Organic transistors have great potential applications in flexible display, RFID card and sensors because they can be fabricated in larger scale on flexible substrates at low cost. High performance organic semiconductors are the key part of organic transistors and determine the performance of organic transistors. Recently, Professor Hongxiang Li’s research group at Shanghai Institute of Organic Chemistry, CAS, make new progress in high performance organic semiconductors.

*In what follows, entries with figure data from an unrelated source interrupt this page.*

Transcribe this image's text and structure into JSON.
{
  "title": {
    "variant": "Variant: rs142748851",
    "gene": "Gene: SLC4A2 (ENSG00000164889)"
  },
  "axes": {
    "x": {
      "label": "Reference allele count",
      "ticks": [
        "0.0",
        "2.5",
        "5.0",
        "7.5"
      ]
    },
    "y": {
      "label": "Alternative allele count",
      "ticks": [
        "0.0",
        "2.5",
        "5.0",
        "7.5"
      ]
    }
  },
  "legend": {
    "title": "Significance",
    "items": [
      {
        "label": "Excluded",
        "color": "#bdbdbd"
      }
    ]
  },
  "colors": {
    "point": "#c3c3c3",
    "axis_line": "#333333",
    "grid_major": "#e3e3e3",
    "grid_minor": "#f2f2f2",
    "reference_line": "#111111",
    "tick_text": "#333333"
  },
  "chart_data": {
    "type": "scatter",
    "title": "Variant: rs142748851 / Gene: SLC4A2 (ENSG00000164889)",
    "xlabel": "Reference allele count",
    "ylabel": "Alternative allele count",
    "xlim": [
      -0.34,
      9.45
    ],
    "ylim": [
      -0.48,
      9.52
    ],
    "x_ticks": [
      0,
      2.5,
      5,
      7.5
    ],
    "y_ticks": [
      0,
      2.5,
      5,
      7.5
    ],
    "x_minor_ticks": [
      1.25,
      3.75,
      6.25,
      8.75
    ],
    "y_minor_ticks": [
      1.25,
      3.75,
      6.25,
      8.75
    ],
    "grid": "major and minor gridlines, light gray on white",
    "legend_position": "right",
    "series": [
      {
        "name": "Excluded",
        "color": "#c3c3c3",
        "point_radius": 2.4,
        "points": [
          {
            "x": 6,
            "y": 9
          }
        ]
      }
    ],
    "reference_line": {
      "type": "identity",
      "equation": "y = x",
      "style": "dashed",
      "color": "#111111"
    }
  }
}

　  They designed and synthesized a new type of p – channel organic semiconductor, 6,13-dichloropentacene (DCP). A facile method to synthesize gram scale of DCP was developed. The single crystal transistors of DCP displayed high hole mobility with the maximum mobility up 9.0 cm2/Vs. Unlike most of the organic semiconductors, DCP molecules have a strong tendency to adopt a slipped π-π stacking mode regardless of the changes of substrates (OTS-modified or bare SiO2/Si substrate) and deposition conditions.The π-π stacking with large intermolecular overlap is responsible for the high mobility of DCP ribbons. These properties, combined with the high stability and easy synthesis, demonstrate the potential application of DCP inorganic electronics (Adv. Mater. 2013, 15, 2229-2233).

 

Single and large-area aligned crystalline microribbons of 6,13-dichloropentacene (DCP) (Imaged by Hongxiang Li@SIOC)

 

　  Besides p – channel organic semiconductors, they also make progress in n- channel organic semiconductors. Base on their previous research results on thiophene quinoidal organic semiconductors which is solution processable and exhibits high performance under ambient conditions (Chem. Mater. 2011, 23, 3138-3140), they increased the conjugation length of thiophene quinoidal compounds and synthesized series of dicyanomethylene-substituted 2,5-di(thiophen-2-yl)thieno[3,2-b]thienoquinoids. In these compounds, the soluble alkyl chains (2-decyltetradecyls) were substituted at the different positions of the conjugate backbone, which is aimed to investigate the effect of alkyl chain orientations to device performance. All compounds exhibited ambient stable TFT performance, however their performances were dramatically changed. The widely variation of TFT performances were ascribed to the different molecular packing patterns in thin film and different film morphology of these compounds which was caused by the alkyl chain orientations. These results indicated that the change of side alkyl chain orientations is an important method and should be paid more attentions to rational design of high performance OSCs (Adv. Funct. Mater. 2013, 23, 2277-2284).

 

(Imaged by Hongxiang Li@SIOC)

 

　  This work was supported by National Natural Sciences Foundation of China and National Basic Research Program of China.